Want The Brady Bunch House? That’ll Be $1.9 MILLION
It may have been decades since Florence Henderson’s shag hairdo was waltzing around the living room and Jan was being a general downer, but thanks to TV Land, everybody is still gung-ho about The Brady Bunch. It may have been the story of a lovely lady and a man named Brady, but these days it would be about the savants who bought early and pocketed close to $2 million smackeroos. The house from the show is on the market, and living like a 60s sitcom is going to set you back several pennies. No, Alice is not included.
HuffPost says the nearly 2,500-square-foot house in the Studio City neighborhood of Los Angeles has hit the market after having the same owners for 45 years. The couple died, and their kids must not appreciate living in the hallowed halls where “Marcia, Marcia, Marcia!” got bellowed from Jan Brady on an hourly basis. That being said, they do appreciate what kind of coin they can make off history because they listed that thing for $1.885 million despite it looking it could use Joanna Gaines going in and shiplapping the shit out of it. The listing claims this thing is the second-most photographed house in the country after the White House, which I’m sure has Elvis rolling over in his grave at Graceland just to mutter, “Sure, Jan” at whatever intern wrote that.
You can see more pictures of the house here.

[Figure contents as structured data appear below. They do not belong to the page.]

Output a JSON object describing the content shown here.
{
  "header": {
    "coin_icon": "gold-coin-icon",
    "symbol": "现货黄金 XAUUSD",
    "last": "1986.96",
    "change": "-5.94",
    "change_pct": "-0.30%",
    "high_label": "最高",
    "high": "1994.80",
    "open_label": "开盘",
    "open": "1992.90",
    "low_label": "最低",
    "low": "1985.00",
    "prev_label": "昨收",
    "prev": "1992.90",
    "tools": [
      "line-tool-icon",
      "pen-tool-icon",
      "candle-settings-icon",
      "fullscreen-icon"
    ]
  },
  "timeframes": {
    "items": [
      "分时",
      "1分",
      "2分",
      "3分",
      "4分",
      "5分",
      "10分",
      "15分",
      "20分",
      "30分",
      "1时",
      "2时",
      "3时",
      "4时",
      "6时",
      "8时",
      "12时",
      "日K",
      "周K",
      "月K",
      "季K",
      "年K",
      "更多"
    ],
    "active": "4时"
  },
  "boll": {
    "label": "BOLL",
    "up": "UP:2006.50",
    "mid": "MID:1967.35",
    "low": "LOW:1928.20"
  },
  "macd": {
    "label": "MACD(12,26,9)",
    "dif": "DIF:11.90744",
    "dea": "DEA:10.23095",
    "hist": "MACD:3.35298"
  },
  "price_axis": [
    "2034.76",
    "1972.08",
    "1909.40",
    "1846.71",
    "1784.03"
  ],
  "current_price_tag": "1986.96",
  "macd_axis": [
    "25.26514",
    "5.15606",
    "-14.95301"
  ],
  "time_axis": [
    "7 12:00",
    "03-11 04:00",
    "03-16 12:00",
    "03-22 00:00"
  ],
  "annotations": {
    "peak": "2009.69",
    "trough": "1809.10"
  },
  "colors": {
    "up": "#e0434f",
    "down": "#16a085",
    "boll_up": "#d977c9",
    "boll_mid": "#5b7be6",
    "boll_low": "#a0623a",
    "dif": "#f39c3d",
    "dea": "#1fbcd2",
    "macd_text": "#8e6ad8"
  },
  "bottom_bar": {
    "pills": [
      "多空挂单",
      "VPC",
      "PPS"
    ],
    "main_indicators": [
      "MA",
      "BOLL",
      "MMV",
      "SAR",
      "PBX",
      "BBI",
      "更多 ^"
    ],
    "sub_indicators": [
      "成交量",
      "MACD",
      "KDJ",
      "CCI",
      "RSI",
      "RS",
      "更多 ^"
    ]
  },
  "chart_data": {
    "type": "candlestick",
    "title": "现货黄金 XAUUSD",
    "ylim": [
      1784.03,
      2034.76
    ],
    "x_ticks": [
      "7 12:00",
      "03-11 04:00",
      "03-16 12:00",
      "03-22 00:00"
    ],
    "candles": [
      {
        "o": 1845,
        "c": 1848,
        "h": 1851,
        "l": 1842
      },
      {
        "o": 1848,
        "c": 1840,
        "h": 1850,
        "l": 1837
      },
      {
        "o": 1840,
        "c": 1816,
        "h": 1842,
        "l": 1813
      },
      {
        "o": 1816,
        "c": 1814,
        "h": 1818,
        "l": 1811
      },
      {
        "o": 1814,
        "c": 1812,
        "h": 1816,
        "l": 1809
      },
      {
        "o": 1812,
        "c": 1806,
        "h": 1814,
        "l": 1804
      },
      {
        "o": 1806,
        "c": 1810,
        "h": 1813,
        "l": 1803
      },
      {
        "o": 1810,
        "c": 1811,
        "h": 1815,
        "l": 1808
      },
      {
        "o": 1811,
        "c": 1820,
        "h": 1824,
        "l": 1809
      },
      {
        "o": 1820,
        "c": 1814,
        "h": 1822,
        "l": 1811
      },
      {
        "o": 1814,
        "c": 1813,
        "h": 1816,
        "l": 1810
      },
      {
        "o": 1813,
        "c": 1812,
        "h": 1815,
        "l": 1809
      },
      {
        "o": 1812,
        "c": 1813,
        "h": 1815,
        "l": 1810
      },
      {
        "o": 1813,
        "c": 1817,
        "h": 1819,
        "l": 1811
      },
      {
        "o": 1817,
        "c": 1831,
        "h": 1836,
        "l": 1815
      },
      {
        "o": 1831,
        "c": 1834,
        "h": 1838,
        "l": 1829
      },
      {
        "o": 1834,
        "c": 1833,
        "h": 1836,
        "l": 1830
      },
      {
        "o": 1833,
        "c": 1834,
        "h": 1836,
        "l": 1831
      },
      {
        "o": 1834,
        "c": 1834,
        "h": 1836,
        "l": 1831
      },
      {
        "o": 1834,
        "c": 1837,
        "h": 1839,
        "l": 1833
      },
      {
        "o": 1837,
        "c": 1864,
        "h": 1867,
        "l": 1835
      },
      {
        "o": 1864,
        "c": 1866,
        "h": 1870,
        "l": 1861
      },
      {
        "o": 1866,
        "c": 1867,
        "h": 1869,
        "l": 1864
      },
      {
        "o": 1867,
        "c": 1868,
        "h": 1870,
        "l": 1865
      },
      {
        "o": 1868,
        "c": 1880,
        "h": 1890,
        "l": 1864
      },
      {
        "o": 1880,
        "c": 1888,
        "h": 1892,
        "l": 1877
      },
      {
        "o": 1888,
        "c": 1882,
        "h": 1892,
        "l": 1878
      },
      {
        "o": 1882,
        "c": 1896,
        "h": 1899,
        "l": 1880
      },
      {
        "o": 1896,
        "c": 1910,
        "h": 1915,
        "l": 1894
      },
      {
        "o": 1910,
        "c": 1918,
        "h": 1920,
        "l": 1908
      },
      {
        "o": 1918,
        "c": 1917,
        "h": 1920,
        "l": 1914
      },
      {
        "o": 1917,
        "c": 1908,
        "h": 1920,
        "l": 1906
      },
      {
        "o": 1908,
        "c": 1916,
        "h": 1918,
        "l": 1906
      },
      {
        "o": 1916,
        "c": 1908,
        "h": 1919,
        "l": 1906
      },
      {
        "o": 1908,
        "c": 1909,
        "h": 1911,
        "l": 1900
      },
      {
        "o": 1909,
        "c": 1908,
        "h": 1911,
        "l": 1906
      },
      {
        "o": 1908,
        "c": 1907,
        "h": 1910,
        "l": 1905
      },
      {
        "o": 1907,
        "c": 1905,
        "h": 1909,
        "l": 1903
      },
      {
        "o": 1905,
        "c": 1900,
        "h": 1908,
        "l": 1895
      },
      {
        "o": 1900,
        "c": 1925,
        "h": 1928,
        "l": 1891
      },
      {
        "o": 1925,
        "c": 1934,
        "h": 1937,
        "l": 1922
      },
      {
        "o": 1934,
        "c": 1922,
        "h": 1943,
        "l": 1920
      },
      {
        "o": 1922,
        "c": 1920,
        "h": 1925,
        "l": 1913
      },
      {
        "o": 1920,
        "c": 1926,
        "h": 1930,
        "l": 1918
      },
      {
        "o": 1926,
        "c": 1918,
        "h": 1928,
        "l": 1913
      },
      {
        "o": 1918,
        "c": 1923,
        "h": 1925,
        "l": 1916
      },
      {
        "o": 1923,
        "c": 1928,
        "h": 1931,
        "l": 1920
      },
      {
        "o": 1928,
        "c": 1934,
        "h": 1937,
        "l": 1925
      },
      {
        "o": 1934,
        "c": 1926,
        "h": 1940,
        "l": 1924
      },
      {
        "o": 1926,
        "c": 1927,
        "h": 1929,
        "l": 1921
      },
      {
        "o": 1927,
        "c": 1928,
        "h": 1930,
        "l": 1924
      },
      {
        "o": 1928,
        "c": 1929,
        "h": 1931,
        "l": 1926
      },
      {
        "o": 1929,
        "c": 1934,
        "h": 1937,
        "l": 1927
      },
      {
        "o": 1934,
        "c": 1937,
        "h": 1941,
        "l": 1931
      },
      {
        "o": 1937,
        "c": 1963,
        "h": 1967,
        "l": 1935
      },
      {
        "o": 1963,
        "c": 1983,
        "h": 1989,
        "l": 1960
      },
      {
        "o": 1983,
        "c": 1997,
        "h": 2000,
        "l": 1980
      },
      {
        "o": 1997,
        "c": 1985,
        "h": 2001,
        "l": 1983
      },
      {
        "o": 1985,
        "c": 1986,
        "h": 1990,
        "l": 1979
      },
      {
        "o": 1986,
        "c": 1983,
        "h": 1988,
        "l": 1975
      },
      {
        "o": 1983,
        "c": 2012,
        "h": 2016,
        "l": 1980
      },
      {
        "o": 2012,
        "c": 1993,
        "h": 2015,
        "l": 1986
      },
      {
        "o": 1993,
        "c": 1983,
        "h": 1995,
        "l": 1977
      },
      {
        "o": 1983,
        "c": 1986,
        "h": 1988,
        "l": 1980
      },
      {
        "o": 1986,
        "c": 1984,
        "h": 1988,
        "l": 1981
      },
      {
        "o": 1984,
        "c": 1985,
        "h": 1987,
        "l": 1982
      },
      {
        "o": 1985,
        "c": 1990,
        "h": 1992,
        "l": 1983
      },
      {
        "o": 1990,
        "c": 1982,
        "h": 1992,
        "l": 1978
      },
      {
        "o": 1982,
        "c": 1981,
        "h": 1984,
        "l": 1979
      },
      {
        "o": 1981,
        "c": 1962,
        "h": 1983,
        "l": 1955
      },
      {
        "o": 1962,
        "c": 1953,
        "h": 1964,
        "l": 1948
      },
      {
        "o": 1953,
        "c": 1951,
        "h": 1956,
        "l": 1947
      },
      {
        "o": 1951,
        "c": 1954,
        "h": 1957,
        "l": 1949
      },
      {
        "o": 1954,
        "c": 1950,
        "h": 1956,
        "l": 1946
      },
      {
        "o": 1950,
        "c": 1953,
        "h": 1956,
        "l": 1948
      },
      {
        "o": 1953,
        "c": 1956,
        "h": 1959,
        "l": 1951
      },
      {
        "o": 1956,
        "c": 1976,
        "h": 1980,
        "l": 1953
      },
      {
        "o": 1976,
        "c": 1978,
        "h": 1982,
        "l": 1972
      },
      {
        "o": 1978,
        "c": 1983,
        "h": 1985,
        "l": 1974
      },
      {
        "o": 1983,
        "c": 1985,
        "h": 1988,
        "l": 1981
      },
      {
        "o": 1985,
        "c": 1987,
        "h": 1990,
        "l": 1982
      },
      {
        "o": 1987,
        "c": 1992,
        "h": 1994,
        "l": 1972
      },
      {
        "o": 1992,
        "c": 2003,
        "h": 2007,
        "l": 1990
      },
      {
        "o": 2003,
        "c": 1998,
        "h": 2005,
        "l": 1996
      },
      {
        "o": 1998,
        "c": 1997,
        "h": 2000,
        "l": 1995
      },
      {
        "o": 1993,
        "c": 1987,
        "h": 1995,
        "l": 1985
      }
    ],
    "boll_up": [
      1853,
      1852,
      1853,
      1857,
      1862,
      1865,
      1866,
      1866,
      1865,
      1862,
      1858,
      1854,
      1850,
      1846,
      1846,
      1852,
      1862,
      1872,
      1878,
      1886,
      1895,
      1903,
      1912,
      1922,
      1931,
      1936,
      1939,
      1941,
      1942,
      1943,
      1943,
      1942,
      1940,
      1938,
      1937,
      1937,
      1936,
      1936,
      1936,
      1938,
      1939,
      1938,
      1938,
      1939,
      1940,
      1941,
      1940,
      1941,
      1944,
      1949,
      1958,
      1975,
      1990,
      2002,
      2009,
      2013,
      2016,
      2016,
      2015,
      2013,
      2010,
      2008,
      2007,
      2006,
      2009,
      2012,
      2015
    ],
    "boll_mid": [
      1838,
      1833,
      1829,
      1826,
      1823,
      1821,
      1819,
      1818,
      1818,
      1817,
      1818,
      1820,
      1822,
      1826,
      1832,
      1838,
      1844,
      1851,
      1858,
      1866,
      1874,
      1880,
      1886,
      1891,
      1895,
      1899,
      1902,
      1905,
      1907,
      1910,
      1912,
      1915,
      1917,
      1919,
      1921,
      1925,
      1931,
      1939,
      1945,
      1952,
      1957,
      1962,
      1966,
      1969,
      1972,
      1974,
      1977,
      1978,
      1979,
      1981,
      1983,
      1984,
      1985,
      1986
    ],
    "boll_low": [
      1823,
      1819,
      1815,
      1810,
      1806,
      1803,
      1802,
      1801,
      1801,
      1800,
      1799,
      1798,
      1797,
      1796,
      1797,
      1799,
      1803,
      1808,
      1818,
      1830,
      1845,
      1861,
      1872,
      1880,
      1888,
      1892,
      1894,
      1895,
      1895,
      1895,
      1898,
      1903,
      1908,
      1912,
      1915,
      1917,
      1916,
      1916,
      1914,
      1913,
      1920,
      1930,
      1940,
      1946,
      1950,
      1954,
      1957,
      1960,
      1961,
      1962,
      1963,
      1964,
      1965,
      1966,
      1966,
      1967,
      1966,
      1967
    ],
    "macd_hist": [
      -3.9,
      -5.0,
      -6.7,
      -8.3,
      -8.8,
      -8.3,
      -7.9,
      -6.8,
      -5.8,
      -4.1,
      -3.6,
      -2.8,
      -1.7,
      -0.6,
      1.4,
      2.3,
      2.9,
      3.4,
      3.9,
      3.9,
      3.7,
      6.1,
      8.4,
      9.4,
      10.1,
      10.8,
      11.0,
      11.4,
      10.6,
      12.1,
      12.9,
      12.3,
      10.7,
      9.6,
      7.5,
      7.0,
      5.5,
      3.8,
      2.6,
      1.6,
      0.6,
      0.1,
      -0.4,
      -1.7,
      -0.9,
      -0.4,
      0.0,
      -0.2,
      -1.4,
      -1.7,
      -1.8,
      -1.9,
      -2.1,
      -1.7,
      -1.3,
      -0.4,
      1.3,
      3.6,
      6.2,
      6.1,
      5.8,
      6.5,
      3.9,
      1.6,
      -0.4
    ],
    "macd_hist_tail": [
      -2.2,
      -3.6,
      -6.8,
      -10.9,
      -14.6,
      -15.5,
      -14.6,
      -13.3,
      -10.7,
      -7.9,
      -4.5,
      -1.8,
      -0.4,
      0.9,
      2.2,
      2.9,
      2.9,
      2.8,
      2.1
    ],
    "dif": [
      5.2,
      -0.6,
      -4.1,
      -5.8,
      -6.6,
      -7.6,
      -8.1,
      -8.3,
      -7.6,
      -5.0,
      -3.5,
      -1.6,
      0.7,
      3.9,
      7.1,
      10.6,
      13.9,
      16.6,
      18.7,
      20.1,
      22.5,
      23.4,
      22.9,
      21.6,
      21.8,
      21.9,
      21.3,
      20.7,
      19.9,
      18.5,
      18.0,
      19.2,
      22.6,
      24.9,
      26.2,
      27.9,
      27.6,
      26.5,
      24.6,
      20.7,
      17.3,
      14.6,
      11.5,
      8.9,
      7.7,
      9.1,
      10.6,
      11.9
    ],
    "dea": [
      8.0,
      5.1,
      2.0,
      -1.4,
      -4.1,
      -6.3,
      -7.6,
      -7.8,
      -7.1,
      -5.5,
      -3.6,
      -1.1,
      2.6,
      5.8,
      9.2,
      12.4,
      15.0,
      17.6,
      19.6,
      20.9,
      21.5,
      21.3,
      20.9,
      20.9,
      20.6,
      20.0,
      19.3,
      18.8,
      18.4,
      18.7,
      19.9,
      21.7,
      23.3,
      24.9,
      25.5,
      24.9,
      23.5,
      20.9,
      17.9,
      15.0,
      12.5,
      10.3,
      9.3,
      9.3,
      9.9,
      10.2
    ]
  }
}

Jodie LeVitus Francisco, source of a fun name and the realtor for the property, also has some television historians (aka me) clenching their buttholes, because there’s a lot of interest, and it’s coming from developers who want to take a wrecking ball to the house much like that football slammed into Marcia Brady’s nose. She said she’s hoping the price will scare off developers and make it where only a true home lover will buy it and preserve it for all its glory, but somehow I think we’re going to end up with a CVS that just happens to have an extraordinary Astro-turfed backyard.